A 20–99% confidence threshold previews shown human labels, generated labels, ambiguous notes removed by the threshold, and notes that cannot be safely analyzed. Human and generated values use different visual treatment. The generator never overwrites recorded evidence.
Abstention is a feature. A conservative generator must not be rewarded merely for avoiding every hard note, but the product must not force low-confidence advice into practice.
Search the path, not the isolated note
The generator uses dynamic programming with hard physical constraints, ergonomic costs, and complete-path alternatives. Candidate finger assignments are evaluated as transitions through time rather than independent classifications.
This lets the solver represent reach, vertical chord geometry, crossings, repeated notes, hand travel, and the cost of one decision on the next. Confidence comes from competing complete paths rather than a decorative probability added afterward.
Data volume is not evidence quality
The research harness assembled 94,015 mechanically clean labels from 1,247 pieces before cross-corpus deduplication. The sources ranged from public-domain symbolic scores to community MusicXML and research-only material. Those categories remain separate because a clean label is not necessarily authoritative or redistributable.

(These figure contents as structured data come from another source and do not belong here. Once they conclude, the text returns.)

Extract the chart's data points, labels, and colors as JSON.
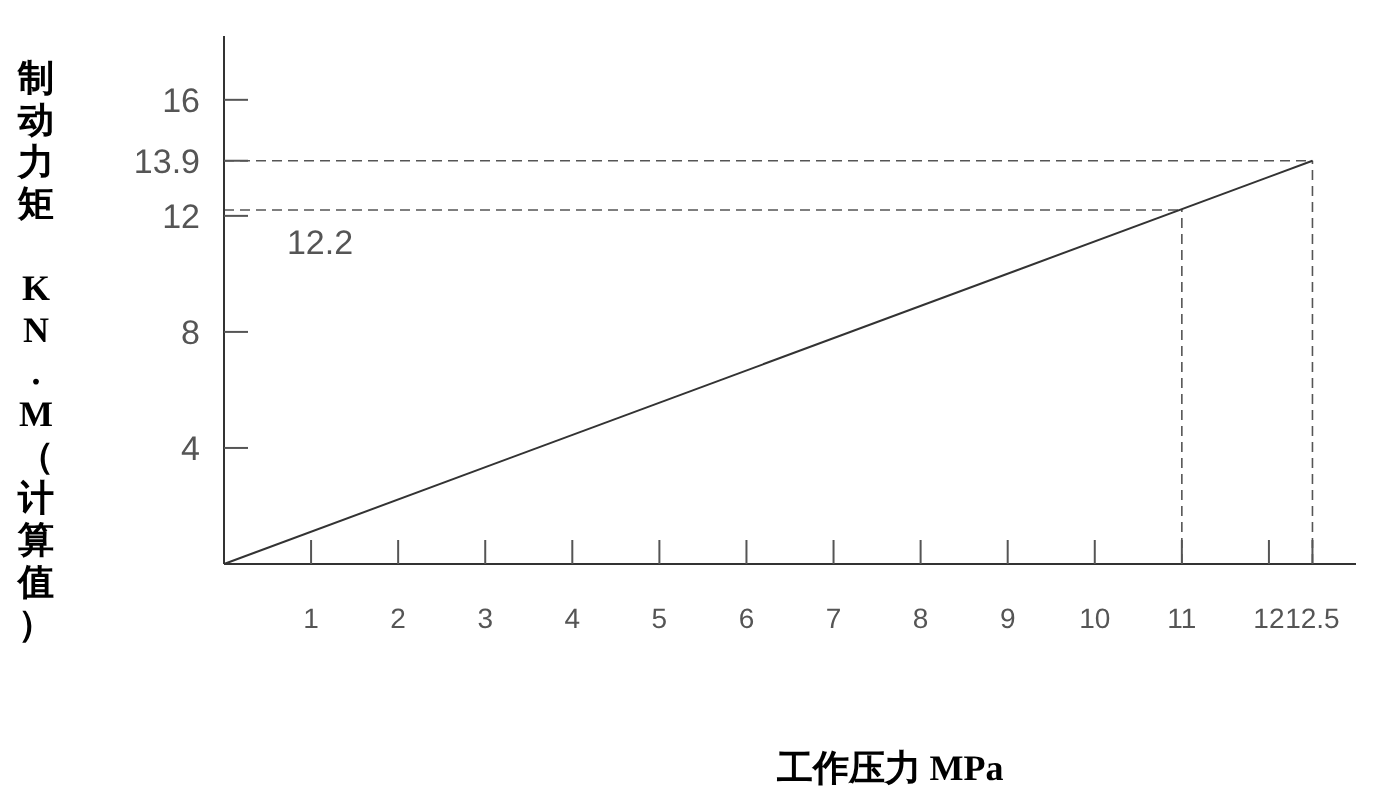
{
  "chart_data": {
    "type": "line",
    "xlabel": "工作压力 MPa",
    "ylabel": "制动力矩 KN.M（计算值）",
    "x": [
      0,
      12.5
    ],
    "series": [
      {
        "color": "#333333",
        "values": [
          0,
          13.9
        ]
      }
    ],
    "xlim": [
      0,
      13
    ],
    "ylim": [
      0,
      18.2
    ],
    "xticks": [
      1,
      2,
      3,
      4,
      5,
      6,
      7,
      8,
      9,
      10,
      11,
      12,
      12.5
    ],
    "yticks": [
      4,
      8,
      12,
      13.9,
      16
    ],
    "ref_lines": [
      {
        "axis": "y",
        "value": 13.9,
        "line_style": "dashed",
        "color": "#555555"
      },
      {
        "axis": "x",
        "value": 12.5,
        "line_style": "dashed",
        "color": "#555555"
      },
      {
        "axis": "y",
        "value": 12.2,
        "label": "12.2",
        "line_style": "dashed",
        "color": "#555555"
      },
      {
        "axis": "x",
        "value": 11,
        "line_style": "dashed",
        "color": "#555555"
      }
    ],
    "grid": false,
    "line_style": "solid"
  }
}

| Evaluation requirement | Why it matters |
|---|---|
| Whole-work splits | Prevent related exercises from leaking across training and test folds |
| Coverage with precision | Prevent abstention from masquerading as accuracy |
| Physical violations | Keep impossible paths visible even when note accuracy looks good |
| Pattern and hand breakdowns | Expose localized weaknesses hidden by one aggregate score |
| Rights and provenance tiers | Separate useful research inputs from publishable material |
What the current generator can claim
On a manually checked 22-score public corpus with 612 labelled notes, the available comparison was:
| Generator | Coverage | Precision | Violations |
|---|---|---|---|
| Keyfire, reporting threshold 0% | 78.9% | 60.0% | 0 |
| PianoPlayer 3.0.2 | 100.0% | 45.3% | 0 |
The coverage difference matters. This result supports selective output; it does not establish that Helicon has solved full-coverage fingering. On 94 arpeggio-like positions, Keyfire covered 42.6% at 70.0% precision, while PianoPlayer covered all positions at 43.6% precision.
The negative results changed the product
An all-corpus fitted model improved the held-out result by only 11 net labels, with p = 0.704. That is not evidence of improvement, so the model was not promoted.
An earlier positive result disappeared after Hanon exercises were grouped by complete work. The split had leaked closely related material. The benchmark caught the error and preserved the stronger existing hand-built baseline.
The difficult-arpeggio specialist also remains experimental. Its raw result was worse than the general generator, and confidence-gated routing returned essentially to baseline. A hand-position planner produced inspectable movement hypotheses, but the alternatives were too ambiguous to affect production ranking.
A research harness earns its keep when it prevents a plausible model from shipping.
What comes next
More undifferentiated labels are unlikely to be the best next investment. Future collection should target independently annotated difficult arpeggios, multiple acceptable paths, and specific failure cells. The current generator remains useful precisely because its product boundary is narrower than the unsolved research problem.